In Xinjiang in the northwestern part of China, the Chinese regime has put more than a million minority Uyghur Muslims in “concentration camps.”
“China is using technology, a lot of it stolen from the United States, for facial recognition to identify people,” Gertz said.
In September 2017, a state-run television program said the Chinese regime had built the world’s largest surveillance network, boasting more than 20 million cameras. In 2018, more than 170 million cameras were deployed as part of the Safe City program, and 400 million more cameras will be installed in the next two years all across China.
A Path Forward
“The first thing is we need to be able to tell the truth about communist China, which is something we have not been able to do for many years,” Gertz said. “We’ve gone part of the way in identifying China as a strategic competitor or adversary, but not as a real enemy. And I think that we need to do that first. We need to be clear on the nature of the threat.”“I’ve been urging the Trump administration, the most important thing they could do right now would be to publish a book-length white paper on the nature of the Communist Party of China,” Gertz said.
“I dedicated the book to the Chinese people because they do not want to live under that system,” Gertz said. “The party has no values other than its political support for the Communist Party.”
In his book, Gertz argued that the United States should begin withdrawing economically from China and establish a policy of strict reciprocity.
“For example, Chinese media operate freely here in the United States. And a large percentage of those personnel involved in state-controlled media are intelligence personnel,” Gertz said.
“So we should make it very clear that there has to be reciprocity, strict reciprocity, so that for every reporter that’s allowed to report here freely, the same access has to be provided to American and Western reporters in China.

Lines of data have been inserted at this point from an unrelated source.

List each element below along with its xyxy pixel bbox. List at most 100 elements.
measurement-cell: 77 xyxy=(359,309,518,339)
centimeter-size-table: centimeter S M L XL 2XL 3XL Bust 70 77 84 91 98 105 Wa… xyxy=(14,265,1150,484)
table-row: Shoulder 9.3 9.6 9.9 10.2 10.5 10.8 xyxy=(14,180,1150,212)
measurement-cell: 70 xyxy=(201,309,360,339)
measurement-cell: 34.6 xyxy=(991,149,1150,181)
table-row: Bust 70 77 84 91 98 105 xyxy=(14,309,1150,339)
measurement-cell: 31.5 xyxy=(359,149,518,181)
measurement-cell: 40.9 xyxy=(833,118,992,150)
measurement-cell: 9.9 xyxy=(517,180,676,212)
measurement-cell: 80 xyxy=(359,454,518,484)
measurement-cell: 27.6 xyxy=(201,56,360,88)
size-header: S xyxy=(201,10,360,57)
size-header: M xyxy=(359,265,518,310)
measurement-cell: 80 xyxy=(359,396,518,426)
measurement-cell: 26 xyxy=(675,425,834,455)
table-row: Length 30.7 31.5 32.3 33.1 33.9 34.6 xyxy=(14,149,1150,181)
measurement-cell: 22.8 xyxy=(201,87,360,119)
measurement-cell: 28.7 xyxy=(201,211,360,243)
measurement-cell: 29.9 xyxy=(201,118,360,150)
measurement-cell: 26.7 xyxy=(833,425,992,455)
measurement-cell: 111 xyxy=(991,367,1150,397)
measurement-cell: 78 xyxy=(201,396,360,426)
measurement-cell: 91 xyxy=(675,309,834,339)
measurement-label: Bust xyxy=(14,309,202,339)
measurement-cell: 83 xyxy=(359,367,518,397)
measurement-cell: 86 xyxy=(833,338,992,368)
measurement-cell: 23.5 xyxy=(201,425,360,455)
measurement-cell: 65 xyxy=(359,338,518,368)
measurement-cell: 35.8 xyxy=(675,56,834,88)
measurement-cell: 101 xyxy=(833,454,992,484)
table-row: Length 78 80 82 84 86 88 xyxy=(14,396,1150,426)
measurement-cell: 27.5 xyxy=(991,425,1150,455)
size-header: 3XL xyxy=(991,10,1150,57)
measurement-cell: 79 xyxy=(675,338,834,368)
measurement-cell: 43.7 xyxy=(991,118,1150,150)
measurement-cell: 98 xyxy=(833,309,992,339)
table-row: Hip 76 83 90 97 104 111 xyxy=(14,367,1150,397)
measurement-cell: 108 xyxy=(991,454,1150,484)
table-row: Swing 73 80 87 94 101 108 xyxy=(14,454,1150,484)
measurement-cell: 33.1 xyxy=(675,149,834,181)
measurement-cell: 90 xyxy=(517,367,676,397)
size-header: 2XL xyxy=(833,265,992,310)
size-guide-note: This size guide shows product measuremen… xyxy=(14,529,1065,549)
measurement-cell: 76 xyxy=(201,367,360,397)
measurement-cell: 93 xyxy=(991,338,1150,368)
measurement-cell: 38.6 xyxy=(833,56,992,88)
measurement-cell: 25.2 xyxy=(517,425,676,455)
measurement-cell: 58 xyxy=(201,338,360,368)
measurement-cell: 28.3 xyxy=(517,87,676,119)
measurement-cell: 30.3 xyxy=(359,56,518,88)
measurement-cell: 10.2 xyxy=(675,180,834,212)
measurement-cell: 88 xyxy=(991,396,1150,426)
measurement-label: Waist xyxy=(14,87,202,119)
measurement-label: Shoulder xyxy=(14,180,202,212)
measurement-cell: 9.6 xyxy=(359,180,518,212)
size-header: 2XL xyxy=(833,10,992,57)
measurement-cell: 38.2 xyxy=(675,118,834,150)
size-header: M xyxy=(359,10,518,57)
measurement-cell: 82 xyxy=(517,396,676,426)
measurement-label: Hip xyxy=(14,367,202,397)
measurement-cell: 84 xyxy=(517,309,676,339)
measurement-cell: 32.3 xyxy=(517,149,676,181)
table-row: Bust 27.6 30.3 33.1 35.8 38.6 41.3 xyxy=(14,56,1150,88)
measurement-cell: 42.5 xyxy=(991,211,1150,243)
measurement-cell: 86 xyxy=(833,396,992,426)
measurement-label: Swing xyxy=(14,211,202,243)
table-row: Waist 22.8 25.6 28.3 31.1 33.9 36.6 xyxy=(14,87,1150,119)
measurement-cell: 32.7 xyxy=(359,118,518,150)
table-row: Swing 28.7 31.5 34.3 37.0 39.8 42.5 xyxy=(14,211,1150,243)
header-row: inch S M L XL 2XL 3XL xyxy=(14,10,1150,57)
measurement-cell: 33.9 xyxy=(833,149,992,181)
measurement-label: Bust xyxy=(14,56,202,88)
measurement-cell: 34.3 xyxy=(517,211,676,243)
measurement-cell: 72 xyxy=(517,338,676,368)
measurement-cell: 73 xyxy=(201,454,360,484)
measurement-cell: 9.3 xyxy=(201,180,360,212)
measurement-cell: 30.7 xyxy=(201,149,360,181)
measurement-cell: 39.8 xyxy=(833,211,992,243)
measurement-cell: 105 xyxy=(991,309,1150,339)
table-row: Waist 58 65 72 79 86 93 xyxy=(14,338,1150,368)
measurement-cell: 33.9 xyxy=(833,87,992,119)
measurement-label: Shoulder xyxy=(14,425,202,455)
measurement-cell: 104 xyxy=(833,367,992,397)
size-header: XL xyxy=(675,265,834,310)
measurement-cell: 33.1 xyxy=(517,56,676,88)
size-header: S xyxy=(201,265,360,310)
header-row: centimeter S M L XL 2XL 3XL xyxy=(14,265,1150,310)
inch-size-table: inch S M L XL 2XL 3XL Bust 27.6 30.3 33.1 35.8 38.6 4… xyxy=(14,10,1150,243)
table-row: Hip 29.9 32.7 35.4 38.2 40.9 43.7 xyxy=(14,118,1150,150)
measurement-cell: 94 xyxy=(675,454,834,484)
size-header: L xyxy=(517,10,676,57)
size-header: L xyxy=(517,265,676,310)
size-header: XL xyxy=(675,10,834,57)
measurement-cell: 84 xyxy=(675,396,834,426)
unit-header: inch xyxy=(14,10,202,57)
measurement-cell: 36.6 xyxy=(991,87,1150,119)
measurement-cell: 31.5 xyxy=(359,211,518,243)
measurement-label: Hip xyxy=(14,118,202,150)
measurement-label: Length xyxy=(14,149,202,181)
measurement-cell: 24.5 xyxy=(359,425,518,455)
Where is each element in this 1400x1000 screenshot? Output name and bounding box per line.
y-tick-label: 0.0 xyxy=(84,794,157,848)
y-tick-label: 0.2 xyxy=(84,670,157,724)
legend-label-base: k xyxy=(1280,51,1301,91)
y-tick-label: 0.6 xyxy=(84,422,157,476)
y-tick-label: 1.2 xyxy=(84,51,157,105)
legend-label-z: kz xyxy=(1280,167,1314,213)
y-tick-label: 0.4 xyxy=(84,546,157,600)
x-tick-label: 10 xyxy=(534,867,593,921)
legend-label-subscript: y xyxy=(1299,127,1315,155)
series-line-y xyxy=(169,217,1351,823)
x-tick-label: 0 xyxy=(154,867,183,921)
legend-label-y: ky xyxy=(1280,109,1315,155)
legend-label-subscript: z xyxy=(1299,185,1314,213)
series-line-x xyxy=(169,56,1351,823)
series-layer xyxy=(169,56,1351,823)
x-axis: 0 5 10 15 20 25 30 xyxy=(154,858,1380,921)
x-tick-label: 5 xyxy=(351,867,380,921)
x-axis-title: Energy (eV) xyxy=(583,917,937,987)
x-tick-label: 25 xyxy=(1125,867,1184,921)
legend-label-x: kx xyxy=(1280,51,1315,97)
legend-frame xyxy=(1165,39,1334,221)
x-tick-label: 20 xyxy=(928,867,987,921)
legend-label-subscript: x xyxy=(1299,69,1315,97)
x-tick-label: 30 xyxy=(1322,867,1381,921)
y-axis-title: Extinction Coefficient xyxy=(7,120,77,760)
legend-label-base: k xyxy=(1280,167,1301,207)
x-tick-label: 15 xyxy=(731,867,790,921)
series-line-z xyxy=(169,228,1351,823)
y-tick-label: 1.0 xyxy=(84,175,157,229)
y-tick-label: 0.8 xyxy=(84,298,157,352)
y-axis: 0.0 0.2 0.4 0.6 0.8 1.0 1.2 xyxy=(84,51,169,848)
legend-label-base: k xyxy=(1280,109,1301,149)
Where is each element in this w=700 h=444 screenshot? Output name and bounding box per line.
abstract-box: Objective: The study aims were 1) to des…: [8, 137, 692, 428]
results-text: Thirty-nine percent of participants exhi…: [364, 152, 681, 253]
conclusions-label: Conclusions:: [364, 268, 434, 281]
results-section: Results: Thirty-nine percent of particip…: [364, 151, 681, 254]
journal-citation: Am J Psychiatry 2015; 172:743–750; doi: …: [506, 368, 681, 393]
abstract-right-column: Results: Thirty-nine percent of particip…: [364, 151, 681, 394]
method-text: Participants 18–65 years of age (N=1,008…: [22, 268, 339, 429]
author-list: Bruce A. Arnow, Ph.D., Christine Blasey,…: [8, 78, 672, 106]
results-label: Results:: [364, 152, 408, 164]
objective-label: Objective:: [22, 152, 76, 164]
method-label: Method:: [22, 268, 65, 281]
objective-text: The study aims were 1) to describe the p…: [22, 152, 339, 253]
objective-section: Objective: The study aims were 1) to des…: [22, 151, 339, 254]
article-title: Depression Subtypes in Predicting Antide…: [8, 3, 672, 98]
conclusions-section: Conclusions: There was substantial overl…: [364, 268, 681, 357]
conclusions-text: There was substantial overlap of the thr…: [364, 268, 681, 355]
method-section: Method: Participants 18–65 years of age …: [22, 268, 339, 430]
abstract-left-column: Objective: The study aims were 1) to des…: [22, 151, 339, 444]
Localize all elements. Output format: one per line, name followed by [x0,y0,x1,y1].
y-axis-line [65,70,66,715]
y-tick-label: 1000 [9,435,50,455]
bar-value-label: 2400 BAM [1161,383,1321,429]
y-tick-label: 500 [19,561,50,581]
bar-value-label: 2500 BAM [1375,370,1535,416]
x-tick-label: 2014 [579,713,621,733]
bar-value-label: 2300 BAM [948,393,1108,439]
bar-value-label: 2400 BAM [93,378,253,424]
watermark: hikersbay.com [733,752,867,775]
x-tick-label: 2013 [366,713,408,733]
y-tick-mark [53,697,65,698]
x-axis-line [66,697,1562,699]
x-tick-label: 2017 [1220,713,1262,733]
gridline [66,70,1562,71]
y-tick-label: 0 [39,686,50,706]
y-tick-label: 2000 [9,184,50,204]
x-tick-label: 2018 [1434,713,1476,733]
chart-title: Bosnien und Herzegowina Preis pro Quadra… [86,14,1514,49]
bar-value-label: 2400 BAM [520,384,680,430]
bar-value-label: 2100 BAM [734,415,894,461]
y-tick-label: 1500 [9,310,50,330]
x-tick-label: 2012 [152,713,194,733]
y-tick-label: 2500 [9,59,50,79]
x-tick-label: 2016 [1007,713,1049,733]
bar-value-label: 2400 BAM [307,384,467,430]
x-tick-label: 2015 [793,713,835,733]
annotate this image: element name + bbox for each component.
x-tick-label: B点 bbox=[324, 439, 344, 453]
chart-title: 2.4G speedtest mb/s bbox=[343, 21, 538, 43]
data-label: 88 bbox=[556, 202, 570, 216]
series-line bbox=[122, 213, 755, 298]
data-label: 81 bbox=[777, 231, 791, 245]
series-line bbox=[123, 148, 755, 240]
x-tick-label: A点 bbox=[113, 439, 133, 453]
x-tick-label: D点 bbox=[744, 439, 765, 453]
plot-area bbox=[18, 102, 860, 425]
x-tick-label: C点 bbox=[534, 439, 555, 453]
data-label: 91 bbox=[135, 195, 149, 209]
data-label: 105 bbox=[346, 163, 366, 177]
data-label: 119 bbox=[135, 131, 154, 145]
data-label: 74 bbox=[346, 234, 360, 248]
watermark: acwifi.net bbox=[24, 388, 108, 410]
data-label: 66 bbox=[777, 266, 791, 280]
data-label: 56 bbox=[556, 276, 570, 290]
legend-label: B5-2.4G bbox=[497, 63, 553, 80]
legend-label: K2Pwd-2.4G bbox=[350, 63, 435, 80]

And if they don’t, then we should kick them out,” Gertz said.
Gertz also recommends the creation of a democratic parliament-in-exile. “Bring together democracy activists, whether they’re from Hong Kong or China or other places, and have them formulate free and open democratic policies for China. Have them meet once a year, record the proceedings, publish them, and then circulate them within China,” Gertz said.